I didn't grow up to be a doctor. I grew up to be a nuclear engineer, which is a profession where there are nine men for every woman. In one of my introductory nuclear engineering courses, the students sat at a horseshoe shaped table so that we could all see each other. Among the 15 there were two women, including me. A few students were in their mid or late 20s, returning to school after spending time in the Navy, but most of us were only a year or two into college. I noticed the woman sitting across from me. She was young, inquisitive, and her eager, feminine face stood out among all those men. It took me a surprisingly long time to realize that I stood out like that too.
I am now 16 years into my career, which has included 13 years working in the nuclear power industry and three years as a stay-at-home mom. Today I manage a department of about 30 engineers responsible for maintaining the technical design of a nuclear plant. I am the first woman to hold this position in our organization. Among the leadership at our facility, there is only one other woman. She and I are two of roughly 30 female executives in our corporation of 8,500 employees.

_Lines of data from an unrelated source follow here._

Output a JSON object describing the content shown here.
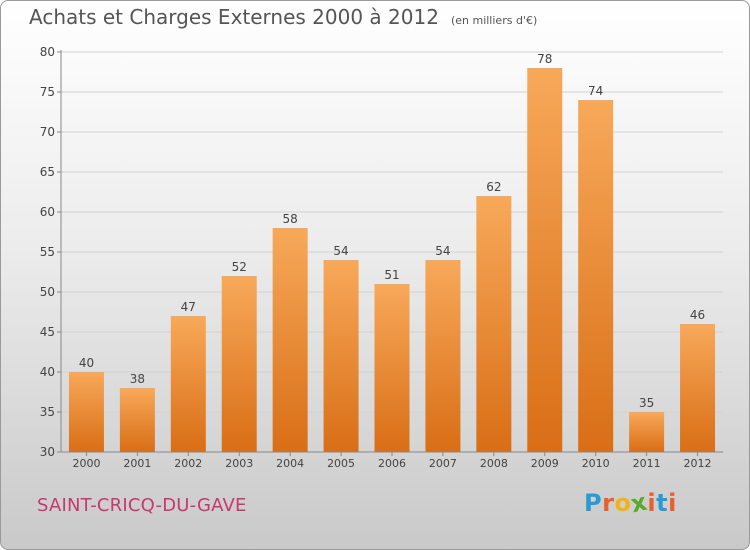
{
  "chart_data": {
    "type": "bar",
    "title": "Achats et Charges Externes 2000 à 2012",
    "unit_label": "(en milliers d'€)",
    "categories": [
      "2000",
      "2001",
      "2002",
      "2003",
      "2004",
      "2005",
      "2006",
      "2007",
      "2008",
      "2009",
      "2010",
      "2011",
      "2012"
    ],
    "values": [
      40,
      38,
      47,
      52,
      58,
      54,
      51,
      54,
      62,
      78,
      74,
      35,
      46
    ],
    "ylim": [
      30,
      80
    ],
    "yticks": [
      30,
      35,
      40,
      45,
      50,
      55,
      60,
      65,
      70,
      75,
      80
    ],
    "xlabel": "",
    "ylabel": "",
    "grid": true,
    "bar_color_top": "#f7a95a",
    "bar_color_bottom": "#d96e16"
  },
  "footer": {
    "commune": "SAINT-CRICQ-DU-GAVE",
    "logo_text": "Proxiti",
    "logo_colors": [
      "#2a9ad6",
      "#e8612c",
      "#f0b418",
      "#5aaa2a",
      "#e8612c",
      "#2a9ad6",
      "#e8612c"
    ]
  },
  "colors": {
    "commune_text": "#c8386e",
    "title_text": "#555555"
  }
}
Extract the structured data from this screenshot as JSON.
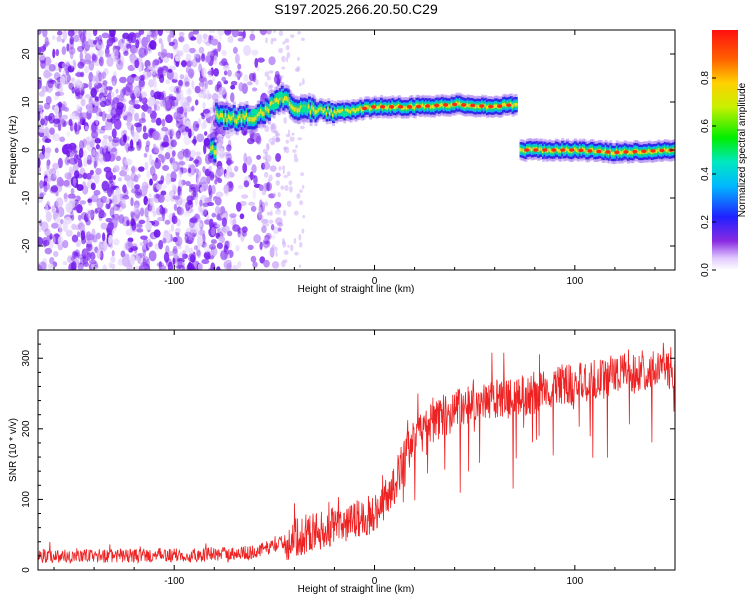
{
  "title": "S197.2025.266.20.50.C29",
  "colors": {
    "signal_line": "#ee2222",
    "axis": "#000000",
    "scatter": "#6a1fe0"
  },
  "chart_data": [
    {
      "type": "heatmap",
      "title": "S197.2025.266.20.50.C29",
      "xlabel": "Height of straight line (km)",
      "ylabel": "Frequency (Hz)",
      "xlim": [
        -168,
        150
      ],
      "ylim": [
        -25,
        25
      ],
      "x_ticks": [
        -100,
        0,
        100
      ],
      "x_tick_labels": [
        "-100",
        "0",
        "100"
      ],
      "y_ticks": [
        -20,
        -10,
        0,
        10,
        20
      ],
      "y_tick_labels": [
        "-20",
        "-10",
        "0",
        "10",
        "20"
      ],
      "noise_region_x": [
        -168,
        -55
      ],
      "ridge": [
        {
          "x": -80,
          "y": 7
        },
        {
          "x": -65,
          "y": 6.5
        },
        {
          "x": -55,
          "y": 8
        },
        {
          "x": -48,
          "y": 11
        },
        {
          "x": -40,
          "y": 9
        },
        {
          "x": -30,
          "y": 8
        },
        {
          "x": -15,
          "y": 8
        },
        {
          "x": 0,
          "y": 9
        },
        {
          "x": 20,
          "y": 9
        },
        {
          "x": 40,
          "y": 9.5
        },
        {
          "x": 60,
          "y": 9
        },
        {
          "x": 70,
          "y": 9.5
        },
        {
          "x": 72,
          "y": 0
        },
        {
          "x": 100,
          "y": 0
        },
        {
          "x": 120,
          "y": -0.5
        },
        {
          "x": 150,
          "y": 0
        }
      ],
      "colorbar": {
        "label": "Normalized spectral amplitude",
        "range": [
          0,
          1
        ],
        "ticks": [
          0.0,
          0.2,
          0.4,
          0.6,
          0.8
        ],
        "tick_labels": [
          "0.0",
          "0.2",
          "0.4",
          "0.6",
          "0.8"
        ]
      }
    },
    {
      "type": "line",
      "xlabel": "Height of straight line (km)",
      "ylabel": "SNR (10 * v/v)",
      "xlim": [
        -168,
        150
      ],
      "ylim": [
        0,
        340
      ],
      "x_ticks": [
        -100,
        0,
        100
      ],
      "x_tick_labels": [
        "-100",
        "0",
        "100"
      ],
      "y_ticks": [
        0,
        100,
        200,
        300
      ],
      "y_tick_labels": [
        "0",
        "100",
        "200",
        "300"
      ],
      "series": [
        {
          "name": "SNR",
          "x": [
            -168,
            -120,
            -80,
            -60,
            -50,
            -40,
            -30,
            -20,
            -10,
            0,
            10,
            15,
            20,
            30,
            40,
            60,
            80,
            100,
            120,
            140,
            150
          ],
          "values": [
            20,
            20,
            22,
            25,
            35,
            45,
            55,
            60,
            70,
            80,
            120,
            160,
            185,
            210,
            225,
            240,
            250,
            265,
            275,
            285,
            280
          ]
        }
      ]
    }
  ]
}
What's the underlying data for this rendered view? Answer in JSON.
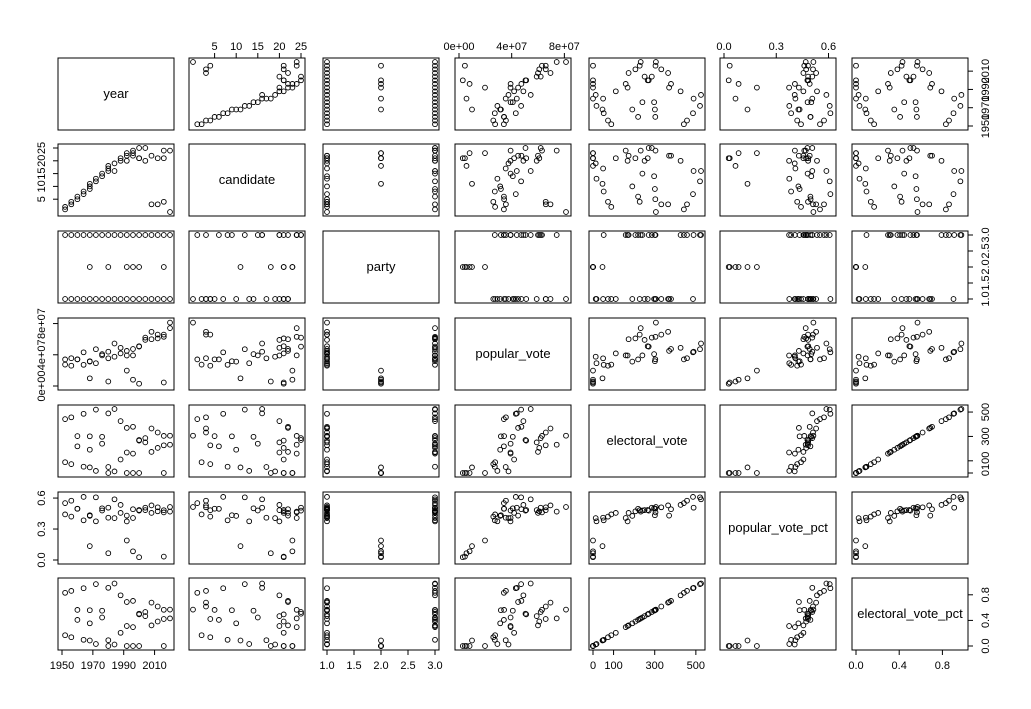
{
  "chart_data": {
    "type": "scatter",
    "title": "",
    "variables": [
      "year",
      "candidate",
      "party",
      "popular_vote",
      "electoral_vote",
      "popular_vote_pct",
      "electoral_vote_pct"
    ],
    "axes": {
      "year": {
        "range": [
          1950,
          2020
        ],
        "ticks": [
          "1950",
          "1970",
          "1990",
          "2010"
        ],
        "tick_values": [
          1950,
          1970,
          1990,
          2010
        ]
      },
      "candidate": {
        "range": [
          0,
          25
        ],
        "ticks": [
          "5",
          "10",
          "15",
          "20",
          "25"
        ],
        "tick_values": [
          5,
          10,
          15,
          20,
          25
        ]
      },
      "party": {
        "range": [
          1,
          3
        ],
        "ticks": [
          "1.0",
          "1.5",
          "2.0",
          "2.5",
          "3.0"
        ],
        "tick_values": [
          1,
          1.5,
          2,
          2.5,
          3
        ]
      },
      "popular_vote": {
        "range": [
          0,
          82000000
        ],
        "ticks": [
          "0e+00",
          "4e+07",
          "8e+07"
        ],
        "tick_values": [
          0,
          40000000,
          80000000
        ]
      },
      "electoral_vote": {
        "range": [
          0,
          525
        ],
        "ticks": [
          "0",
          "100",
          "300",
          "500"
        ],
        "tick_values": [
          0,
          100,
          300,
          500
        ]
      },
      "popular_vote_pct": {
        "range": [
          0,
          0.62
        ],
        "ticks": [
          "0.0",
          "0.3",
          "0.6"
        ],
        "tick_values": [
          0,
          0.3,
          0.6
        ]
      },
      "electoral_vote_pct": {
        "range": [
          0,
          1
        ],
        "ticks": [
          "0.0",
          "0.4",
          "0.8"
        ],
        "tick_values": [
          0,
          0.4,
          0.8
        ]
      }
    },
    "observations": [
      [
        1952,
        1,
        3,
        34075529,
        442,
        0.551,
        0.832
      ],
      [
        1952,
        2,
        1,
        27375090,
        89,
        0.442,
        0.168
      ],
      [
        1956,
        3,
        3,
        35579180,
        457,
        0.574,
        0.861
      ],
      [
        1956,
        4,
        1,
        26028028,
        73,
        0.42,
        0.137
      ],
      [
        1960,
        5,
        1,
        34220984,
        303,
        0.497,
        0.564
      ],
      [
        1960,
        6,
        3,
        34108157,
        219,
        0.496,
        0.408
      ],
      [
        1964,
        7,
        1,
        43127041,
        486,
        0.611,
        0.903
      ],
      [
        1964,
        8,
        3,
        27175754,
        52,
        0.385,
        0.097
      ],
      [
        1968,
        9,
        3,
        31783783,
        301,
        0.434,
        0.559
      ],
      [
        1968,
        10,
        1,
        31271839,
        191,
        0.427,
        0.355
      ],
      [
        1968,
        11,
        2,
        9901118,
        46,
        0.135,
        0.086
      ],
      [
        1972,
        12,
        3,
        47168710,
        520,
        0.607,
        0.967
      ],
      [
        1972,
        13,
        1,
        29173222,
        17,
        0.375,
        0.032
      ],
      [
        1976,
        14,
        1,
        40831881,
        297,
        0.501,
        0.552
      ],
      [
        1976,
        15,
        3,
        39148634,
        240,
        0.48,
        0.446
      ],
      [
        1980,
        16,
        3,
        43903230,
        489,
        0.507,
        0.909
      ],
      [
        1980,
        17,
        1,
        35480115,
        49,
        0.41,
        0.091
      ],
      [
        1980,
        18,
        2,
        5719850,
        0,
        0.066,
        0
      ],
      [
        1984,
        16,
        3,
        54455472,
        525,
        0.588,
        0.976
      ],
      [
        1984,
        19,
        1,
        37577352,
        13,
        0.406,
        0.024
      ],
      [
        1988,
        20,
        3,
        48886597,
        426,
        0.534,
        0.792
      ],
      [
        1988,
        21,
        1,
        41809476,
        111,
        0.456,
        0.206
      ],
      [
        1992,
        22,
        1,
        44909806,
        370,
        0.43,
        0.688
      ],
      [
        1992,
        20,
        3,
        39104550,
        168,
        0.374,
        0.312
      ],
      [
        1992,
        23,
        2,
        19743821,
        0,
        0.189,
        0
      ],
      [
        1996,
        22,
        1,
        47400125,
        379,
        0.492,
        0.704
      ],
      [
        1996,
        24,
        3,
        39198755,
        159,
        0.407,
        0.296
      ],
      [
        1996,
        23,
        2,
        8085402,
        0,
        0.084,
        0
      ],
      [
        2000,
        25,
        3,
        50456002,
        271,
        0.479,
        0.504
      ],
      [
        2000,
        21,
        1,
        50999897,
        266,
        0.484,
        0.494
      ],
      [
        2000,
        21,
        2,
        2882955,
        0,
        0.027,
        0
      ],
      [
        2004,
        25,
        3,
        62040610,
        286,
        0.507,
        0.532
      ],
      [
        2004,
        20,
        1,
        59028444,
        251,
        0.483,
        0.467
      ],
      [
        2008,
        3,
        1,
        69498516,
        365,
        0.529,
        0.678
      ],
      [
        2008,
        22,
        3,
        59948323,
        173,
        0.456,
        0.322
      ],
      [
        2012,
        3,
        1,
        65915795,
        332,
        0.511,
        0.617
      ],
      [
        2012,
        21,
        3,
        60933504,
        206,
        0.472,
        0.383
      ],
      [
        2016,
        24,
        3,
        62984828,
        304,
        0.461,
        0.565
      ],
      [
        2016,
        4,
        1,
        65853514,
        227,
        0.482,
        0.422
      ],
      [
        2016,
        21,
        2,
        4489341,
        0,
        0.033,
        0
      ],
      [
        2020,
        0,
        1,
        81268924,
        306,
        0.513,
        0.569
      ],
      [
        2020,
        24,
        3,
        74216154,
        232,
        0.469,
        0.431
      ]
    ]
  }
}
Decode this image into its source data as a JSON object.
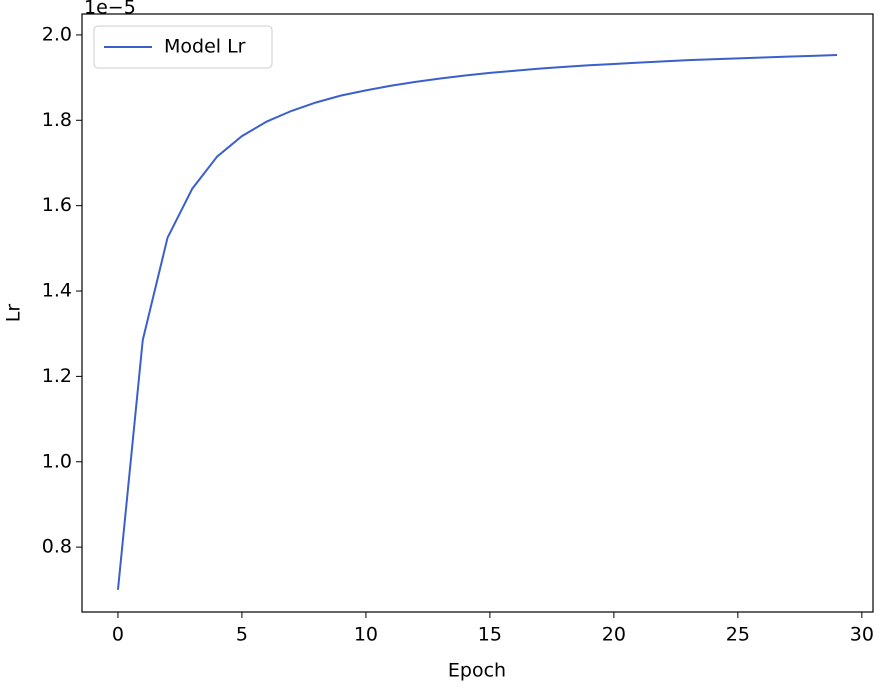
{
  "chart_data": {
    "type": "line",
    "x": [
      0,
      1,
      2,
      3,
      4,
      5,
      6,
      7,
      8,
      9,
      10,
      11,
      12,
      13,
      14,
      15,
      16,
      17,
      18,
      19,
      20,
      21,
      22,
      23,
      24,
      25,
      26,
      27,
      28,
      29
    ],
    "series": [
      {
        "name": "Model Lr",
        "color": "#3b5fcd",
        "values": [
          0.7,
          1.285,
          1.525,
          1.64,
          1.715,
          1.763,
          1.797,
          1.822,
          1.842,
          1.858,
          1.87,
          1.881,
          1.89,
          1.898,
          1.905,
          1.911,
          1.916,
          1.921,
          1.925,
          1.929,
          1.932,
          1.935,
          1.938,
          1.941,
          1.943,
          1.945,
          1.947,
          1.949,
          1.951,
          1.953
        ]
      }
    ],
    "x_label": "Epoch",
    "y_label": "Lr",
    "y_offset_label": "1e−5",
    "xlim": [
      -1.45,
      30.45
    ],
    "ylim": [
      0.648,
      2.049
    ],
    "xticks": [
      0,
      5,
      10,
      15,
      20,
      25,
      30
    ],
    "yticks": [
      0.8,
      {
        "value": 1.0,
        "label": "1.0"
      },
      1.2,
      1.4,
      1.6,
      1.8,
      {
        "value": 2.0,
        "label": "2.0"
      }
    ],
    "grid": false,
    "legend": "upper left"
  }
}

My attitude hasn’t changed much since preschool. It mostly doesn't faze me to be in the minority, and I am proud of the choices that have led me to where I am today. I persisted through many crises of confidence as a student before realizing that my male peers had these same crises of confidence too; they just faked confidence while I was agonizing over whether I could cut it as a nuclear engineer. Later on in my career, I notice an increasing number of young women choosing to work in the nuclear power industry. I am by default, a role model to these young women. Still, being “the one who's not like the others” makes for some awkward moments.
As a newly minted engineer at a consulting firm, I recall my boss telling his employees that he expected us to dress professionally when we were meeting with clients. For men, that means you wear a tie, he explained. For women, that means you wear .... you wear ... well, you wear “whatever a woman's equivalent of a tie might be.” It was as sweet as it was silly. Acutely sensitive to the three women in his firm, I believe he wanted to choose his words carefully and not assume that we would wear dresses or skirts or fancy scarves.
Another time at a networking function, I noticed my colleagues introducing themselves, sharing their names and associations and shaking hands. A surprising number of new acquaintances were not shaking my hand. I later learned that some have been taught that it is poor etiquette for a man to shake hands with a woman unless she offers her hand first. I was taken aback, although I must admit that I really don't know anything about shaking hands except that my dad taught me to have a firm grip so my hand doesn’t feel like a dead fish.